Ein weiteres Problem ist der wachsende Abstand zwischen den Bevölkerungsteilen, die sich nach wie vor mit ihrer Nation identifizieren und dem verlorenen Zusammengehörigkeitsgefühl der nationalen Gemeinschaft hinterhertrauern, auf der einen Seite, und denjenigen, die sich in erster Linie mit der neuen globalen Mittelklasse, der Klasse der Hochqualifizierten und ihrer weltumspannenden kosmopolitischen Kultur, identifizieren, auf der anderen Seite. Für die einen ist der Verbundenheit mit ihrem Land Quelle der Solidarität, für die anderen die professionelle Gemeinschaft, die sich in grenzüberschreitenden Netzwerken durch Wissenskulturen formiert.

Diese Gruppen verhalten sich zunehmend wechselseitig exklusiv, indem sie sich von der jeweils anderen Gruppe abschließen. Doch ein schwindendes Niveau an Vertrauen und Solidarität, das zeigt der Gesellschaftsvergleich, macht Gesellschaften dysfunktional: Entwickelte und weniger entwickelte Gesellschaften unterscheiden sich nämlich nicht nur hinsichtlich des Ausmaßes an Korruption beziehungsweise der Gemeinwohlorientierung ihrer Institutionen, sondern auch darin, wie viel Solidarität, Reziprozitätsbereitschaft, Vertrauen und Kooperationsmöglichkeiten ihre Mitglieder füreinander und für die Gesellschaft im Ganzen (und nicht nur für die Familie innerhalb ihres jeweiligen Clans) aufbringen können.
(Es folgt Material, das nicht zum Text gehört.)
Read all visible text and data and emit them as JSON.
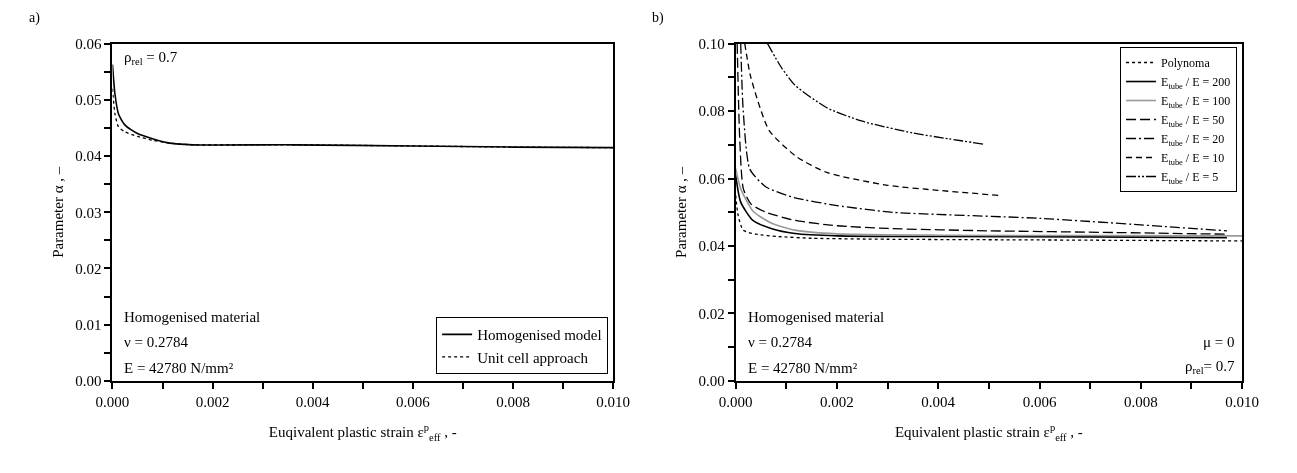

Je höher das Ausmaß an gesamtgesellschaftlicher Solidarität, je größer die Bereitschaft Fremder, einander zu trauen und zu helfen, und je größer die informelle Verpflichtung auf gesellschaftliche Normen, desto höher das Komplexitätsniveau einer Gesellschaft. Sollte es wirklich stimmen, dass Solidarität im Rückgang begriffen ist, stehen damit der gesellschaftliche und ökonomische Fortschritt auf dem Spiel.

CORNELIA KOPPETSCH

Heinz Bude: "Solidarität". Die Zukunft einer großen Idee.

Carl Hanser Verlag, München 2019. 176 S., geb., 19,- [Euro].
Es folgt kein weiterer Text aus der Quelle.